Sukces nie bierze się z przypadku. Trzeba ciężko trenować latami, aby się udało. Mogę teraz głosić tego typu dyrdymały. No cóż, jeśli zazdrościcie, sami mogliście wziąć udział w Zimowych Igrzyskach Rynków Kapitałowych organizowanych przez Stowarzyszenie Inwestorów Indywidualnych.
Te srebrne medale będą mnie chyba prześladowały: kiedyś 2. miejsce w międzyszkolnych zawodach pływackich, kilkanaście lat temu 2. miejsce w narciarskich mistrzostwach firmy Vattenfall, teraz 2. miejsce Zimowych Igrzysk Rynków Kapitałowych. No cóż. Nie mówcie tego tylko mojej żonie, bo kobiety nie lubią mężczyzn zajmujących 2. miejsca w czymkolwiek. Lubią tylko zwycięzców.
Te opinie są teraz bardziej wiarygodne, niż jakby pisał je tylko teoretyk. Nie, nie pisze ich teoretyk, lecz całkiem niezły narciarz, oczywiście jak na igrzyska amatorskie.
W związku z powyższym dziś recenzja Zimowych Igrzysk Rynków Kapitałowych, w których brałem udział. A jutro recenzja ośrodka narciarskiego Czarna Góra tuż przed końcem sezonu.

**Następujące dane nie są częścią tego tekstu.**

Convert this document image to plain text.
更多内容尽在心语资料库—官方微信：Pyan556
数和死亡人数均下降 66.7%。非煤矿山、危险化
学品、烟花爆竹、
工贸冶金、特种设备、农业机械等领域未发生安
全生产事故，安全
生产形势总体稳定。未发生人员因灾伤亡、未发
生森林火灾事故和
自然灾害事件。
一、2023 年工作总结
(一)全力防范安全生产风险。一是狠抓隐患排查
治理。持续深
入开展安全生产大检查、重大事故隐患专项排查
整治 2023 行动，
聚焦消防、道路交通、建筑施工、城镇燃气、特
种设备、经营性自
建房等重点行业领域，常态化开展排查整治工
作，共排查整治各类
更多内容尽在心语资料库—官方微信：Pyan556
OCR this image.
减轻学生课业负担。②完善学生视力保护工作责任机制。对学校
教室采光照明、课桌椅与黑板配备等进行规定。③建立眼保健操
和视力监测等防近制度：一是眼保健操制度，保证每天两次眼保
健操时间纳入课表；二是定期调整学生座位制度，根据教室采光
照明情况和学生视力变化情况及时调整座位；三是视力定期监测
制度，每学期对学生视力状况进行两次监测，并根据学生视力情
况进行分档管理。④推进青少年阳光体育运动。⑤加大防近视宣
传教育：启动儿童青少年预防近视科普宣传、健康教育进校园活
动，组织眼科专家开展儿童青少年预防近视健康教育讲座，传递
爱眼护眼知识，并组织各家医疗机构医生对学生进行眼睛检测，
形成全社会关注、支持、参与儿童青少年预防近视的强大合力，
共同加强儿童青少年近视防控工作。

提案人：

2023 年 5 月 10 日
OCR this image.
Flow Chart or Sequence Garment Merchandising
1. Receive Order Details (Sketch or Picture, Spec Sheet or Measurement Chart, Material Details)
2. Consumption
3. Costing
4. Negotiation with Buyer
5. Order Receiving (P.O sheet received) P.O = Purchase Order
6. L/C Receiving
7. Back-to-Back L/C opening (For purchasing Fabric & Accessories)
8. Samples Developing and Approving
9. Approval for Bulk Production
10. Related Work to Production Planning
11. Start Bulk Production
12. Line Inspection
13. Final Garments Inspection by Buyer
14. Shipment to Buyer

Co do igrzysk: nie mogło być lepiej!
Impreza trwała właściwie od czwartku wieczorem do niedzielnego południa. Zakwaterowanie w Aparthotelu Czarna Góra, wyżywienie w hotelu, dostępny basen i sauna, dla każdego trzydniowe karnety narciarskie, wyżywienie na stoku, do tego sobotnia impreza, oczywiście bezalkoholowa — czego można chcieć więcej? Nie można.
A drużynowo igrzyska "rozwaliła" ekipa z PZU, głównie panie!
Wypada (nie tylko wypada, ale należy) serdecznie podziękować członkom zarządu Stowarzyszenia Inwestorów Indywidualnych, którzy osobiście na miejscu organizowali imprezę i pilnowali, aby wszystko było w należytym porządku. W przerwie między tym pilnowaniem zdążyli jeszcze ... zdominować podium biegów narciarskich. Panowie, czapki z głów.
Dziękujemy!
A o Czarnej Górze napiszę jutro, jak już wspomniałem wcześniej.